As global uncertainties unfold, the countdown to COP28 continues to accelerate. The path towards a collective momentum that achieves the urgent 1.5°C global warming limit is expected to be at the forefront of discussions this year.

Among the leaders of several nations expected to join the discourse from November 30 is Austria, which will engage with the UAE ahead of the climate summit in Dubai. “The UAE is a leader in the fight against climate change,” said Austrian ambassador to the UAE Dr Etienne Berchtold. “We are in a country which is well-positioned to take us steps further."

Climate financing represents a major sticking point. The Climate Justice Network claims reliance on non-binding promises has proven insufficient and lacks accountability mechanisms. However, despite enduring shortfalls on the $100 billion annual pledge to developing nations, Berchtold expressed hope, stating, "I think we could be on track this year to meet the $100 billion financing pledge."

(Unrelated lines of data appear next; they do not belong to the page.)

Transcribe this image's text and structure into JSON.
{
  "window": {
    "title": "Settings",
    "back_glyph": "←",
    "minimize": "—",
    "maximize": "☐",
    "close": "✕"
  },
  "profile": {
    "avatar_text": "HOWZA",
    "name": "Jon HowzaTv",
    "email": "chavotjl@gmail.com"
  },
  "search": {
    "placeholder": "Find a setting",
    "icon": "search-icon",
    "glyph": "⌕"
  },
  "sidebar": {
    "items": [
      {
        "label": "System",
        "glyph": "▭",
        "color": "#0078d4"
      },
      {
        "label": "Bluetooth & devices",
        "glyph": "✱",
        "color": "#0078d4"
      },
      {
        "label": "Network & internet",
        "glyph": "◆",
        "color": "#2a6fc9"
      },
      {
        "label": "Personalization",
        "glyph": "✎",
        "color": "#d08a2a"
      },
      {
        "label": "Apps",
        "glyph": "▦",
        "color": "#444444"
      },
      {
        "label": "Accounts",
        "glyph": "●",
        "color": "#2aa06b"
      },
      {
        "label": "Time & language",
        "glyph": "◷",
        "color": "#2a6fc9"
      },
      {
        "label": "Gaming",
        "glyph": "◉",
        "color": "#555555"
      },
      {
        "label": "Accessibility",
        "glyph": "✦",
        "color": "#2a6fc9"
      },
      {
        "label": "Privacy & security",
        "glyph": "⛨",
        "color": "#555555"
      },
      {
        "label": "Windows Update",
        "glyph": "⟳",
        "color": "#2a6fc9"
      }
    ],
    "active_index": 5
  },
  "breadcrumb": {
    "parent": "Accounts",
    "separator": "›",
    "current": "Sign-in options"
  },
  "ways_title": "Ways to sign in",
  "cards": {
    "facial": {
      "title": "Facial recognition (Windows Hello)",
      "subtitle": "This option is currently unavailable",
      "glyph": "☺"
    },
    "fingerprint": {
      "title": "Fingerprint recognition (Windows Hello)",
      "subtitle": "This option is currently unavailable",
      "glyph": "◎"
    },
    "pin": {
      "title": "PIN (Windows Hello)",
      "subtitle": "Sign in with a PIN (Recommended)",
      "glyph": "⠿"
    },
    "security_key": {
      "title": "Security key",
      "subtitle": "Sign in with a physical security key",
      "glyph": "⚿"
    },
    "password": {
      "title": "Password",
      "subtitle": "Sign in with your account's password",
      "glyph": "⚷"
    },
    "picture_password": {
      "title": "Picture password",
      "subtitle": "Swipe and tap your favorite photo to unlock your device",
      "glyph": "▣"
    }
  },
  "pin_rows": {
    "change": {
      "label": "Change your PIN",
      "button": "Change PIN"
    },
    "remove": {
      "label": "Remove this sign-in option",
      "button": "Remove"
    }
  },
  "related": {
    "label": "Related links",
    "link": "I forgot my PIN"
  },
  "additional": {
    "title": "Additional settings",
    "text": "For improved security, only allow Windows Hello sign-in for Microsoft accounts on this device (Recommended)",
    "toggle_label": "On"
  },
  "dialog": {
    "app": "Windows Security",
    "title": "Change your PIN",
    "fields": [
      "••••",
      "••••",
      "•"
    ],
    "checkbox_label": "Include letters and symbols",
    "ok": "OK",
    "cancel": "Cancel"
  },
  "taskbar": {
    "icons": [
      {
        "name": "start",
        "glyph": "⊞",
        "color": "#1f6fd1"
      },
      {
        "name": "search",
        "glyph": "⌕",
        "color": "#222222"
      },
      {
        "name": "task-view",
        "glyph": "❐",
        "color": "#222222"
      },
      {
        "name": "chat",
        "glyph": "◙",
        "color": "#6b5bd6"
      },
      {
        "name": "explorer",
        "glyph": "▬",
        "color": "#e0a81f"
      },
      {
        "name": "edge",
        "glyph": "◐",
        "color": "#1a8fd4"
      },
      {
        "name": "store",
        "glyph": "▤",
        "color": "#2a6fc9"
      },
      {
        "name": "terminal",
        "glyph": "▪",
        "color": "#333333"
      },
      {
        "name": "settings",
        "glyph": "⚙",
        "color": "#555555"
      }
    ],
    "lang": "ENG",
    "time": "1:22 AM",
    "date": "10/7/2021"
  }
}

Austria has shown its intent towards the cause through a 25 per cent increase in contributions to the Green Climate Fund, but climate action relies on public buy-in. As in many European nations, Austrian taxpayers are questioning the legitimacy of the problem and the high costs of transitioning energy systems. Responding to taxpayers' concerns, the ambassador emphasised private-sector financing and Austria's aspirational commitments.

As COP28 approaches, bolder, collective climate action will be more urgent than ever to keep the 1.5°C warming limit goal alive. The summit represents a pivotal chance to significantly "accelerate emissions reductions, through an approach of pragmatism and validity."

Austria and the UAE, as Berchtold noted, can help "drive momentum" — and the former has important expertise to share, considering 70 per cent of its electricity comes from renewables.

While climate cooperation between the UAE and Austria holds promise, geopolitical headwinds could hinder the ambitions of the COP28 summit. Though the UAE seeks to "take us [further along] the steps which are needed", ongoing conflicts have cast a shadow on the talks.

More specifically, tensions like the Israel-Palestine conflict complicate the geopolitical landscape surrounding COP28. Berchtold stressed that "we must not lose sight of what is at stake" on climate goals. Additionally, he said: “We should work on peaceful and just solutions for the conflict, protecting civilians, and ensuring sovereignty and territorial integrity”.

Some analysts warn simmering conflicts are making the "global consensus" needed for ambitious climate action at COP28 even more difficult. But, as Berchtold noted, it is now — more than ever — that "peaceful and just solutions" as well as unity are imperative to save the planet.